The medal “For the Defense of the Soviet Transarctic” was approved by decree of the Presidium of the USSR in 1944. Maxim Starostin, the first secretary of the Murmansk Regional Committee of the All-Union Communist Party (Bolsheviks), came up with this idea. On May 8, 1944, he sent a memo to the Presidium of the Supreme Soviet, the Central Committee of the Communist Party and the State Defense Committee, in which he indicated as follows, “All the human and material resources of the Murmansk region have been mobilized in order to repel enemy attacks. The protection of Murmansk was placed above the interests of the 14th Army, Navy, as well as various Soviet, Party, and economic organizations.“
This medal became the highest military award for participants in the battles with the German army in the polar zone.
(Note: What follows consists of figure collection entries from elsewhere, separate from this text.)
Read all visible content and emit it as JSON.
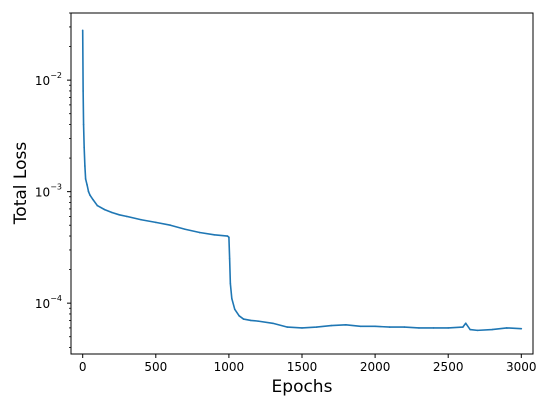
{
  "chart_data": {
    "type": "line",
    "title": "",
    "xlabel": "Epochs",
    "ylabel": "Total Loss",
    "xlim": [
      -80,
      3080
    ],
    "ylim": [
      3.5e-05,
      0.04
    ],
    "yscale": "log",
    "grid": false,
    "xticks": [
      0,
      500,
      1000,
      1500,
      2000,
      2500,
      3000
    ],
    "yticks": [
      {
        "value": 0.0001,
        "base": "10",
        "exp": "−4"
      },
      {
        "value": 0.001,
        "base": "10",
        "exp": "−3"
      },
      {
        "value": 0.01,
        "base": "10",
        "exp": "−2"
      }
    ],
    "series": [
      {
        "color": "#1f77b4",
        "x": [
          0,
          3,
          6,
          10,
          15,
          20,
          30,
          40,
          50,
          70,
          100,
          150,
          200,
          250,
          300,
          400,
          500,
          600,
          700,
          800,
          900,
          990,
          1000,
          1005,
          1010,
          1020,
          1040,
          1070,
          1100,
          1150,
          1200,
          1300,
          1400,
          1500,
          1600,
          1700,
          1800,
          1900,
          2000,
          2100,
          2200,
          2300,
          2400,
          2500,
          2600,
          2620,
          2650,
          2700,
          2800,
          2900,
          3000
        ],
        "y": [
          0.028,
          0.008,
          0.004,
          0.0025,
          0.0017,
          0.0013,
          0.00115,
          0.001,
          0.00093,
          0.00085,
          0.00075,
          0.00069,
          0.00065,
          0.00062,
          0.0006,
          0.00056,
          0.00053,
          0.0005,
          0.00046,
          0.00043,
          0.00041,
          0.0004,
          0.00039,
          0.00025,
          0.00015,
          0.00011,
          8.8e-05,
          7.7e-05,
          7.2e-05,
          7e-05,
          6.9e-05,
          6.6e-05,
          6.1e-05,
          6e-05,
          6.1e-05,
          6.3e-05,
          6.4e-05,
          6.2e-05,
          6.2e-05,
          6.1e-05,
          6.1e-05,
          6e-05,
          6e-05,
          6e-05,
          6.1e-05,
          6.6e-05,
          5.8e-05,
          5.7e-05,
          5.8e-05,
          6e-05,
          5.9e-05
        ]
      }
    ]
  }
}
The award covered the period from June 22, 1941 to November 1944, during which the Soviet Arctic was under content attacks.
The medal was awarded to all participants in the defense of the Arctic: soldiers of the Red Army and Navy, NKVD (People’s Commissariat for Internal Affairs) troops, as well as ordinary citizens. In total, over 350,000 people received it.
The medal is round, with a diameter of 32 millimeters. It is decorated with images of a Soviet soldier and a tank, as well as the inscription “For the Defense of the Soviet Transarctic”. It has an eyelet at the top, by which the award is secured to a pentagonal mount covered by a green moiré ribbon. Many Murmansk residents who worked in the rear were presented with this medal.
The Battle for the Arctic took place in the Murmansk region, North Karelia and Petsamo, on the Barents, White and Kara Seas. The German command planned to capture the Kola Peninsula, where the base of the Northern Fleet of the USSR was located. Finland, which entered the war on the side of Germany, hoped to make the Kola Peninsula its territory.